James D. Malley, Ph.D.
Math. & Statistical Computing Laboratory; National Institutes of Health, Bethesda, USA
Ort des Vortrages: 
n/a
Uhrzeit: 
n/a
Datum: 
11. December 2003

Over the few years the machine learning community has developed many quite successful methods for classification and regression, and these include support vector machines, boosting, and random forests, each with subvariations. However, these methods have not been widely used or understood in the biostatistical community. To this end, we review the main ideas of statistical learning machines, and consider possible applications to biomedical data analysis.
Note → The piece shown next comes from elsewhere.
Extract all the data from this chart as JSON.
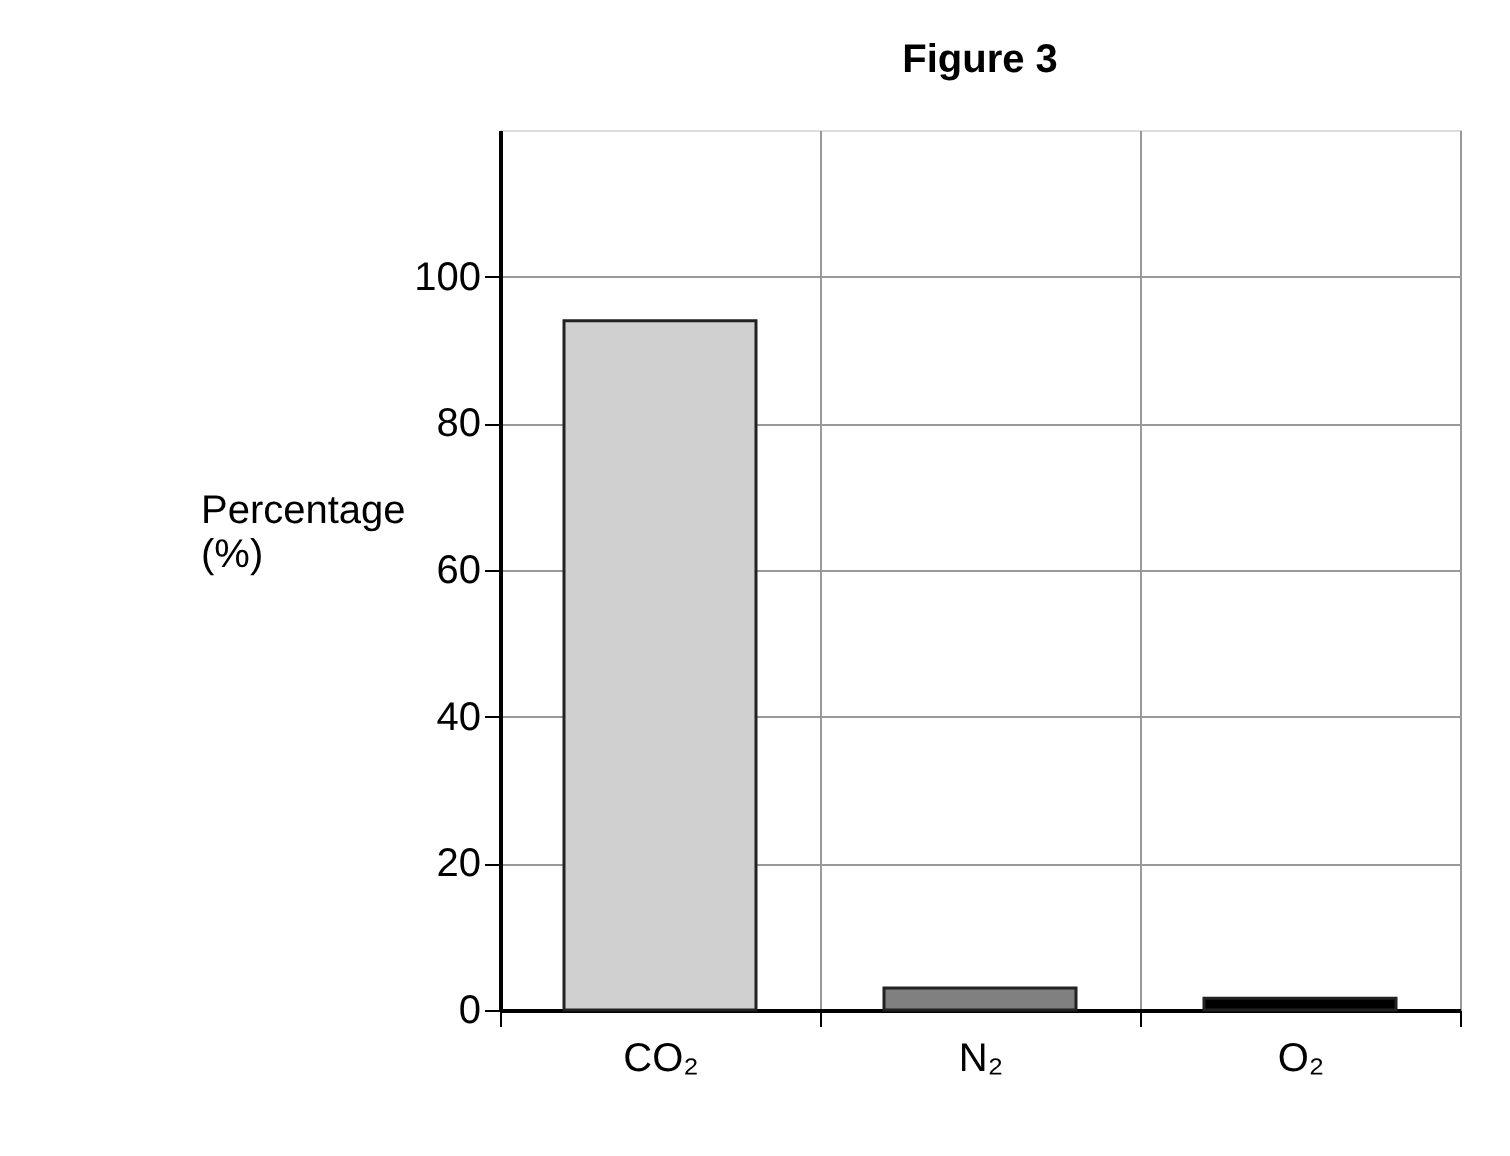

We observe that there are important differences in how these machines might be applied to such data, quite distinct from how they have been used in the computer sciences. These differences include much smaller sample sizes and a focus on prediction error estimates, both a result of having to use the data for both training and testing. Other differences include unbalanced data (positive cases much more numerous than negative cases) and questions of interpretability of the proposed prediction scheme. We outline possible solutions to these problems, and discuss the analysis of two data sets, the German Stroke Collaboration (with Prof. Hans-C. Diener, Clinic of Neurology, University Hospital Essen; Prof. Andreas Ziegler, Lübeck) and a study of prognostic factors in Systemic Lupus Erythematosus (in association with Dr. Michael Ward, National Institutes of Health, National Institute of Arthritis and Musculoskeletal and Skin Diseases).